Interior via satélite:

começar de dentro. do interior de onde as coisas começam. onde terminam sua elipse vertiginosa. O interior é o fim da partida. é o começo da volta. sair como quem volta. voltar como quem sai. a ficção viagem. estar perto da própria coisa não está perto do extravio. veja as mãos do adolescente suando frio sem saber virar as páginas de um livro. o interior é o lugar do extravio. onde não se fica. que lugar é um lugar onde não se fica? quando se chega ao limite. o limite é interior. do interior se vai. como de pequenas cidades you know you have to leave. não se fica. no interior se chega. do interior se vai. aonde se

chega no interior não se fica. areia cabra pedra e grito. mas não se fica. o interior se trai se realiza. só se realiza quando se trai. o exterior das coisas é quando o interior se trai. por isso não há exterior puro poesia pura. aquilo que não se trai. (SISCAR, 2010, p. 17)

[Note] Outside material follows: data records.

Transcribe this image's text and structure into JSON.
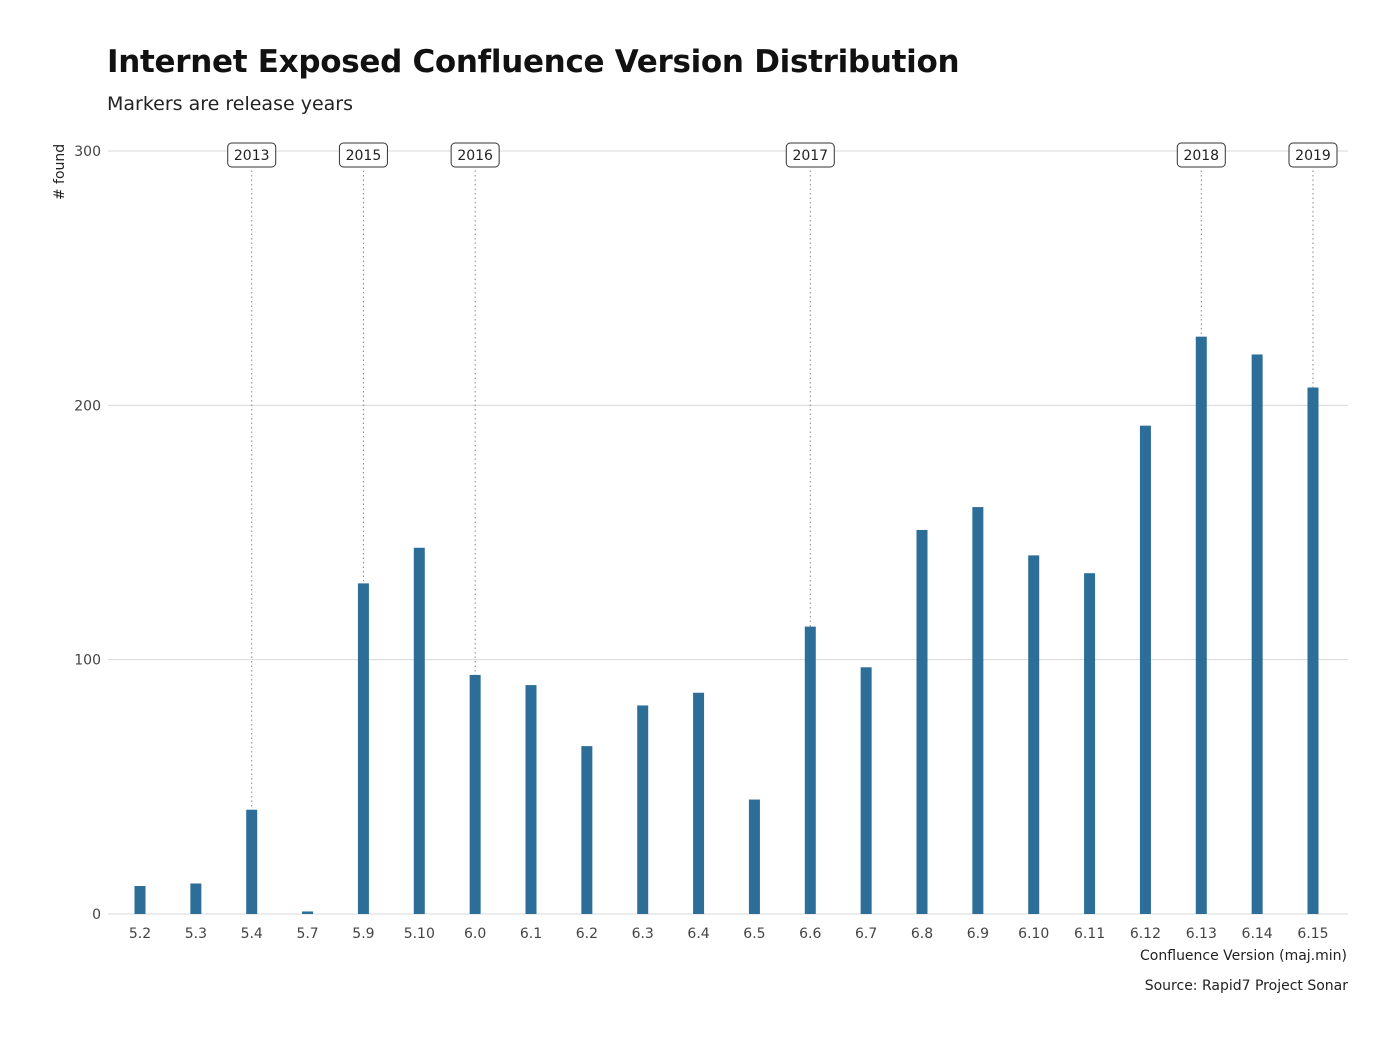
{
  "chart_data": {
    "type": "bar",
    "title": "Internet Exposed Confluence Version Distribution",
    "subtitle": "Markers are release years",
    "xlabel": "Confluence Version (maj.min)",
    "ylabel": "# found",
    "caption": "Source: Rapid7 Project Sonar",
    "ylim": [
      0,
      300
    ],
    "yticks": [
      0,
      100,
      200,
      300
    ],
    "categories": [
      "5.2",
      "5.3",
      "5.4",
      "5.7",
      "5.9",
      "5.10",
      "6.0",
      "6.1",
      "6.2",
      "6.3",
      "6.4",
      "6.5",
      "6.6",
      "6.7",
      "6.8",
      "6.9",
      "6.10",
      "6.11",
      "6.12",
      "6.13",
      "6.14",
      "6.15"
    ],
    "values": [
      11,
      12,
      41,
      1,
      130,
      144,
      94,
      90,
      66,
      82,
      87,
      45,
      113,
      97,
      151,
      160,
      141,
      134,
      192,
      227,
      220,
      207
    ],
    "bar_color": "#2c6e97",
    "grid": true,
    "markers": [
      {
        "category": "5.4",
        "label": "2013"
      },
      {
        "category": "5.9",
        "label": "2015"
      },
      {
        "category": "6.0",
        "label": "2016"
      },
      {
        "category": "6.6",
        "label": "2017"
      },
      {
        "category": "6.13",
        "label": "2018"
      },
      {
        "category": "6.15",
        "label": "2019"
      }
    ]
  }
}
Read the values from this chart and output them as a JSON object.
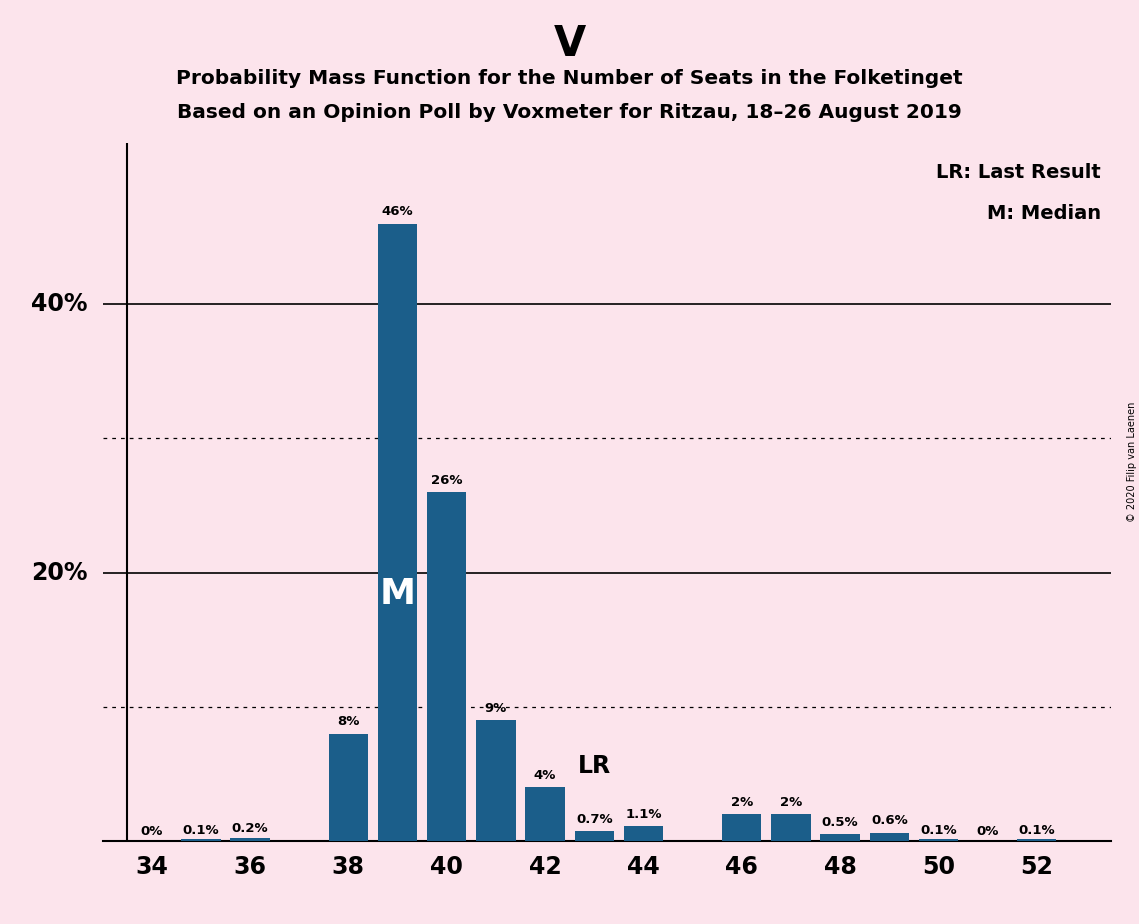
{
  "title_main": "V",
  "title_line1": "Probability Mass Function for the Number of Seats in the Folketinget",
  "title_line2": "Based on an Opinion Poll by Voxmeter for Ritzau, 18–26 August 2019",
  "background_color": "#fce4ec",
  "bar_color": "#1b5e8a",
  "seats": [
    34,
    35,
    36,
    37,
    38,
    39,
    40,
    41,
    42,
    43,
    44,
    45,
    46,
    47,
    48,
    49,
    50,
    51,
    52
  ],
  "probabilities": [
    0.0,
    0.001,
    0.002,
    0.0,
    0.08,
    0.46,
    0.26,
    0.09,
    0.04,
    0.007,
    0.011,
    0.0,
    0.02,
    0.02,
    0.005,
    0.006,
    0.001,
    0.0,
    0.001
  ],
  "bar_labels": [
    "0%",
    "0.1%",
    "0.2%",
    "",
    "8%",
    "46%",
    "26%",
    "9%",
    "4%",
    "0.7%",
    "1.1%",
    "",
    "2%",
    "2%",
    "0.5%",
    "0.6%",
    "0.1%",
    "0%",
    "0.1%"
  ],
  "median_seat": 39,
  "lr_seat": 43,
  "xlim": [
    33.0,
    53.5
  ],
  "ylim": [
    0,
    0.52
  ],
  "solid_yticks": [
    0.0,
    0.2,
    0.4
  ],
  "dotted_yticks": [
    0.1,
    0.3
  ],
  "ylabel_positions": [
    [
      0.2,
      "20%"
    ],
    [
      0.4,
      "40%"
    ]
  ],
  "xlabel_ticks": [
    34,
    36,
    38,
    40,
    42,
    44,
    46,
    48,
    50,
    52
  ],
  "copyright_text": "© 2020 Filip van Laenen",
  "bar_width": 0.8
}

Embora se possa também considerar tal questão a partir do conceito de uma

ecologia ou de uma geografia, como o faz Masé Lemos (2011), em importante

ensaio de apresentação da obra de Marcos Siscar, aqui, interessa-me, em primeiro

lugar, procurar compreender a relação entre a ideia de interior e o trabalho poético

sobre a prosa no poema em prosa, haja vista que tal relação também diz respeito à

predileção do poeta pelas palavras gastas, fazendo com que a linguagem

compartilhada ou comum também seja um lugar de mergulho e de passagem, de

entrada e de saída. Nesse sentido, interioridade e desgaste da linguagem vinculam-

se à discussão em torno da pretensa essência da poesia. Ao tomar a interioridade a

partir de um incessante deslocamento entre dentro e fora, ou seja, ao defini-la como

algo que se trai e que, em muitos momentos, se funde ou se confunde com o

exterior, Siscar coloca em xeque tanto a ideia romântica de identidade poética

quanto a dicotomia moderna entre o próprio e o alheio, entre o objetivo e o subjetivo.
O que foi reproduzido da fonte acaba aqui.